O uso de moedas digitais no Brasil ainda não foi completamente regulamentado¹ e o Judiciário já está atento à possibilidade de penhorar criptomoedas no país. Recentemente, o Conselho Nacional de Justiça (CNJ) anunciou que está desenvolvendo o Criptojud, um sistema de bloqueio de criptoativos para a quitação de sentenças de execução de bens²

O desenvolvimento do novo sistema está vinculado a um acordo de cooperação técnica celebrado entre o CNJ e a Associação Brasileira de Criptoeconomia (Abcripto), que reúne corretoras de cripoativos do Brasil. Segundo o relatado pelo CNJ, para bloquear ou penhorar criptomoedas pelo CriptoJud será necessário a expedição de uma ordem judicial, seguindo todos os passos jurídicos usados para a mesma função no sistema financeiro com o Sistema de Busca de Ativos do Poder Judiciário (Sisbajud). 

Na prática, o CriptoJud deverá ampliar a capacidade do Sisbajud para o universo dos criptoativos, integrando o Judiciário às corretoras (exchanges) regulamentadas no país³. Embora a notícia seja positiva por trazer mais transparência ao setor, ela também eleva a preocupação do empresariado pela ampliação do poder e uso indiscriminado de ferramentas de penhora, o que causa insegurança jurídica e instabilidade.

 

Trabalhando em segurança

Apesar de ainda não haver uma previsão de lançamento do Criptojud e sua efetiva aplicação, o fato é que o Judiciário caminha mais um passo no aperfeiçoamento de suas ferramentas de bloqueio de bens e valores. 
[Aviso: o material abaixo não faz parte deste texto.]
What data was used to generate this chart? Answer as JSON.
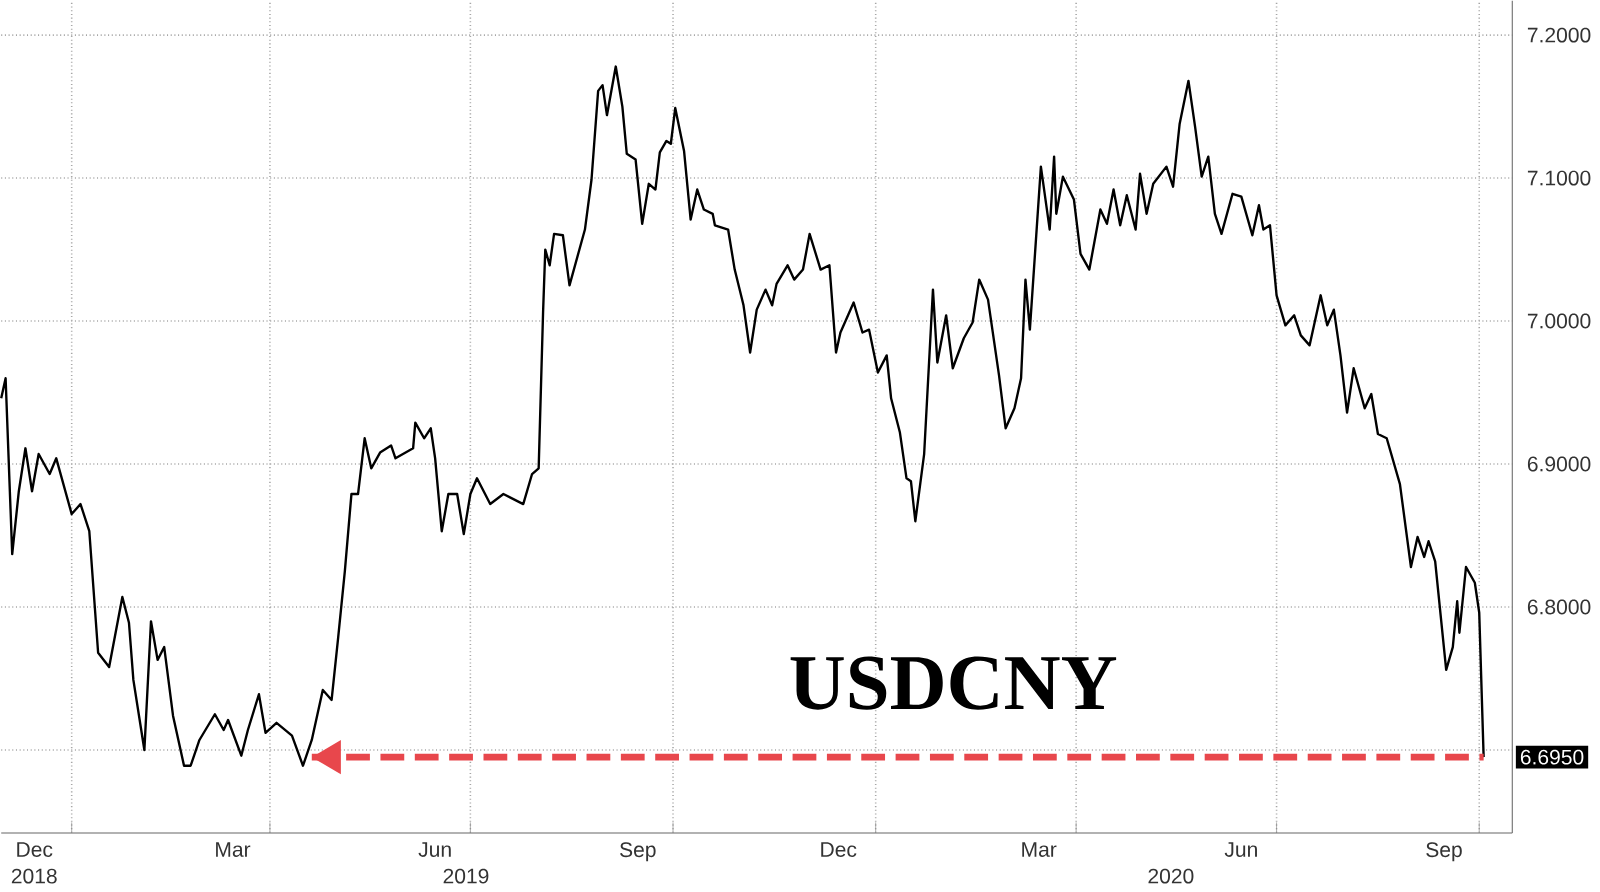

A quantidade de ações de cobrança que circula em todas as esferas do Judiciário está na casa das dezenas de milhões. Somente as execuções fiscais, por exemplo, ultrapassaram 25 milhões de processos2. No meio desse volume de ações e da implementação de mecanismos cada vez mais eficientes de penhora, as empresas precisam estar preparadas para eventuais processos e ações de execução e uma aliada importante nesse sentido é o GESTÃO DE BLOQUEIOS

 

Com sua tecnologia exclusiva de rastreamento, o GESTÃO DE BLOQUEIOS promove a análise de processos que ingressam em todas as esferas do Judiciário em tempo real, emitindo alertas sobre novas ações envolvendo sua empresa, com foco em causas que possam resultar em bloqueio de bens. Assim, o empresário, gestores e departamento jurídico podem planejar com maior assertividade os próximos passos da empresa, evitando ou minimizando o impacto de possíveis penhoras nas finanças do negócio.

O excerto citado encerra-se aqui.